Swampland conjectures and $f(R)$ gravity Why the swampland conjectures should be satisfied even in backgrounds with the $f(R)$ gravitational model, if the gradient energy (or the kinetic term of the scalar fields) are negligible for the solutions considered for any model?
 A: First, the idea of swampland concerns to the class of effective field theories that cannot be completed to a string theory compactification.
With this in mind you could recognize that it is very difficult to realize $F(R)$ gravities as string compactifications. String theory indeed modify the Einstein-Hilbert action with higher Ricci scalar polynomial corrections and Lanczos-Lovelock terms; however, all those terms, with the exception of the Hilbert-Einstein leading term are suppressed by powers of the string length (see this blog post for more information). In other words, $F(R)$ gravities (possibly coupled to other force and matter fields) seem to be incompatible with perturbative string theory.
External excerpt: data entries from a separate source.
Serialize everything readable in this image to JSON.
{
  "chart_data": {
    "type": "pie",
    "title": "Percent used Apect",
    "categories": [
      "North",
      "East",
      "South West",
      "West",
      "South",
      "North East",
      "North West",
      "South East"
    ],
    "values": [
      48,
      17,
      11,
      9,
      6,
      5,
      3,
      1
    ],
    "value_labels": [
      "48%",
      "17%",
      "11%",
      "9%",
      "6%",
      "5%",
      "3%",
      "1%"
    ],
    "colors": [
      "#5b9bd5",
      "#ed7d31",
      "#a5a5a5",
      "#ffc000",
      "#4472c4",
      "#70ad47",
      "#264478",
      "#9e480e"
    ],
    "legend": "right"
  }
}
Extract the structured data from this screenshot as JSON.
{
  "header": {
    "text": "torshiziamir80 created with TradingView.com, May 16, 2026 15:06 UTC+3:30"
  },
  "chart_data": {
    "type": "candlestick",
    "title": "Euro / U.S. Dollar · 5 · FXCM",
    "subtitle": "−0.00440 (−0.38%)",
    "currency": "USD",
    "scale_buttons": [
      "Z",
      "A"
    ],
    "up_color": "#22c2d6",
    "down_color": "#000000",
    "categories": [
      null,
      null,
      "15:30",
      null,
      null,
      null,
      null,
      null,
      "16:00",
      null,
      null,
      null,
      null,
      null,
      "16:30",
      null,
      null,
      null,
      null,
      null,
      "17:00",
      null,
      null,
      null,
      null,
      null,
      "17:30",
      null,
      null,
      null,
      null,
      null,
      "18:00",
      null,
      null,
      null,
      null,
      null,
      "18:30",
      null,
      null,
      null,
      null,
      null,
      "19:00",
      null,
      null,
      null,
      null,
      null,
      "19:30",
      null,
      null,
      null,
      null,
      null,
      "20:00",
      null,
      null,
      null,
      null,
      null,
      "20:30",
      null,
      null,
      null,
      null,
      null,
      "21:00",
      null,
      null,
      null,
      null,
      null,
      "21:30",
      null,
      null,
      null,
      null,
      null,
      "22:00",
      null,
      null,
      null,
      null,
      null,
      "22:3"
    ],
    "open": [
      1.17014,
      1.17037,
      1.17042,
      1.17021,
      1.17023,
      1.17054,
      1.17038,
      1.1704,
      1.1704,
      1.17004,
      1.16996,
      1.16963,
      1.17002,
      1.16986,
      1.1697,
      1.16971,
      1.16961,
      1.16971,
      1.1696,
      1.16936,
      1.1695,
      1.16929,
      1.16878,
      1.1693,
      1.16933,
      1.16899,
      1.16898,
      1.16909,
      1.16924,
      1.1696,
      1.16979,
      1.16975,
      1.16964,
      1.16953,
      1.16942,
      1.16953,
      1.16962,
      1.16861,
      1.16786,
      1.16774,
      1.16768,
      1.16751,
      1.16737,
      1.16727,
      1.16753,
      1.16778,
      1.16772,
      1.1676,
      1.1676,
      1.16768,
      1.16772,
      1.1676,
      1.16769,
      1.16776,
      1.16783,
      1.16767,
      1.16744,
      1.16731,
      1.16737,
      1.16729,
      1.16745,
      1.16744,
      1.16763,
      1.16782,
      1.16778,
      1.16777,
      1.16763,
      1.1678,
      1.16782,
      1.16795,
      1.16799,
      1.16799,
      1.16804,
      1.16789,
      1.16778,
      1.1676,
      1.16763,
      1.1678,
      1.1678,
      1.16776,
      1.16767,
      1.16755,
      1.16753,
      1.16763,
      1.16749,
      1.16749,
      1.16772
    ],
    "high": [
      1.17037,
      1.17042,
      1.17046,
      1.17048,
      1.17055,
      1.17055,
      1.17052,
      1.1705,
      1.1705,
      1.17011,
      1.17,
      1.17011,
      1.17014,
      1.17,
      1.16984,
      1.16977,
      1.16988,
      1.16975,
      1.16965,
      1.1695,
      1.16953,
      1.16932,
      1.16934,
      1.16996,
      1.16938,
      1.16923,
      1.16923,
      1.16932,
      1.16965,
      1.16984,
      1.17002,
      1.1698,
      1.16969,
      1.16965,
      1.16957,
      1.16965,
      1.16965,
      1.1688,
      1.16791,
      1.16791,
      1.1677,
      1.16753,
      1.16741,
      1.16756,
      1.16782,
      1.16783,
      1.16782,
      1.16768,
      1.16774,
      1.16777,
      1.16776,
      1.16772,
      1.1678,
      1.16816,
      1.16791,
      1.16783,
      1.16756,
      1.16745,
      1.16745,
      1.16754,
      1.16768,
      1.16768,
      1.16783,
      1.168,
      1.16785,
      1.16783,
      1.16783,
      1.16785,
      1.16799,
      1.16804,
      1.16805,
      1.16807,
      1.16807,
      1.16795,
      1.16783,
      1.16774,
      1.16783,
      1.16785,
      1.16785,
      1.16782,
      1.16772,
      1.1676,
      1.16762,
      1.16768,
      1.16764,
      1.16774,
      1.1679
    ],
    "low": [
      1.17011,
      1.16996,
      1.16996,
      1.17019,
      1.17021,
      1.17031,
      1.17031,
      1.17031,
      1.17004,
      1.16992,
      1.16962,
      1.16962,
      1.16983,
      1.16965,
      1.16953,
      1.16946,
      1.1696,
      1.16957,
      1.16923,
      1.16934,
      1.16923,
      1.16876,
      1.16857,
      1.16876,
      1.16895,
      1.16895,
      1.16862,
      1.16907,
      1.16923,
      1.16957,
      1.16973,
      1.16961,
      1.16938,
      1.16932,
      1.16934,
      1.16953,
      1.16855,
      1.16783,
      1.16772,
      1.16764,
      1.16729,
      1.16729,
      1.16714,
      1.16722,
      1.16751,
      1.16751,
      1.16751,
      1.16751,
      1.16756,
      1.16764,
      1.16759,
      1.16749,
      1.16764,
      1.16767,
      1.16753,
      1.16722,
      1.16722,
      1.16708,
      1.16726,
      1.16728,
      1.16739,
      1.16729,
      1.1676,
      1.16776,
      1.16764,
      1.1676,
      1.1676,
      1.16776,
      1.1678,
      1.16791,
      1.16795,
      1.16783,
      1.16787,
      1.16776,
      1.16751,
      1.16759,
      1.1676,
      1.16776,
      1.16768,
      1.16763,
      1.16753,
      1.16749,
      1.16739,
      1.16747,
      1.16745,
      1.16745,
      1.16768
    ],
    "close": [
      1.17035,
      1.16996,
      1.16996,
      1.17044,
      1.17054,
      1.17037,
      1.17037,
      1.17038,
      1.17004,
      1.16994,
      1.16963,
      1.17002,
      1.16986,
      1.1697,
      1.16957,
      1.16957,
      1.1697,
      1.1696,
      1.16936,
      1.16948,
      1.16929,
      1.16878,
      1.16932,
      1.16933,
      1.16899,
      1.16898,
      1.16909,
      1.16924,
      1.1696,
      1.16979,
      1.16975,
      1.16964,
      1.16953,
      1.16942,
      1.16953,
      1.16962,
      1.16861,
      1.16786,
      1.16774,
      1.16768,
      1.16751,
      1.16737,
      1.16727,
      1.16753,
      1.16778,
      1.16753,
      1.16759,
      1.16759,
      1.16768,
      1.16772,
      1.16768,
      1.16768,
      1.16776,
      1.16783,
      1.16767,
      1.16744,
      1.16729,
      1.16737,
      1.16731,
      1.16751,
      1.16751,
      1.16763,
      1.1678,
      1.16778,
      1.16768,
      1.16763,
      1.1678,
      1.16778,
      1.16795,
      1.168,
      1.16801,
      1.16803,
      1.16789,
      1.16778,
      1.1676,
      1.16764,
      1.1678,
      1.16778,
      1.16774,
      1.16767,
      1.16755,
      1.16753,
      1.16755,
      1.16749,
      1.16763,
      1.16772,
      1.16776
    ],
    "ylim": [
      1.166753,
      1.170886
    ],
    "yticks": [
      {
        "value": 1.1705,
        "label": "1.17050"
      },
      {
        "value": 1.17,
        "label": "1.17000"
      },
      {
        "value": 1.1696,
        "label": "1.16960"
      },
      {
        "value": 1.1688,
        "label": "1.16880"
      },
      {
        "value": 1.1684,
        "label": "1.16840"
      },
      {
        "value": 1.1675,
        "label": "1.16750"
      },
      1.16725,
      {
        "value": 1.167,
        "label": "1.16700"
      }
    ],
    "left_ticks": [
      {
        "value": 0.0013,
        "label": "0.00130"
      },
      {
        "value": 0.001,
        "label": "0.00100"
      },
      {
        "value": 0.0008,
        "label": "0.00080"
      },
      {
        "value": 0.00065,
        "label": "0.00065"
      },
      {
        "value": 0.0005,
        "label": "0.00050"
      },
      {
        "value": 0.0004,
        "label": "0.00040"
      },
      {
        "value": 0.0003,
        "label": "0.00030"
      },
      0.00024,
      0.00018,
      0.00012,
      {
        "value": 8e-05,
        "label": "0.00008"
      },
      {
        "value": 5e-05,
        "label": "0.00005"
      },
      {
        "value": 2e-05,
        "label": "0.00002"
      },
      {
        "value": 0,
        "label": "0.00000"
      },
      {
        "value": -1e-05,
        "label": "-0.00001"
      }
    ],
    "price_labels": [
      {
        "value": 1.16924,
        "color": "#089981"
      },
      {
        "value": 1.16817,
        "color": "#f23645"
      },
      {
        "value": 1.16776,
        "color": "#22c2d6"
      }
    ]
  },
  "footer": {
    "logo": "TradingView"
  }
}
Of course the latter argument may be circumvented by adding some configurations of branes or other nonperturbative objects over some background, but it seems very unlikely because at any rate, you should be able to describe such background with some weakly variables and the problem rises again.  Perturbative string theory seems to predict supersymmetric extensions of minimal Einstein's gravity minimally coupled to the dilaton (and other compactification space moduli) as its tree level theories.
Summary: $F(R)$ gravity theories are probably not compatible with string theory (=belong to the swampland).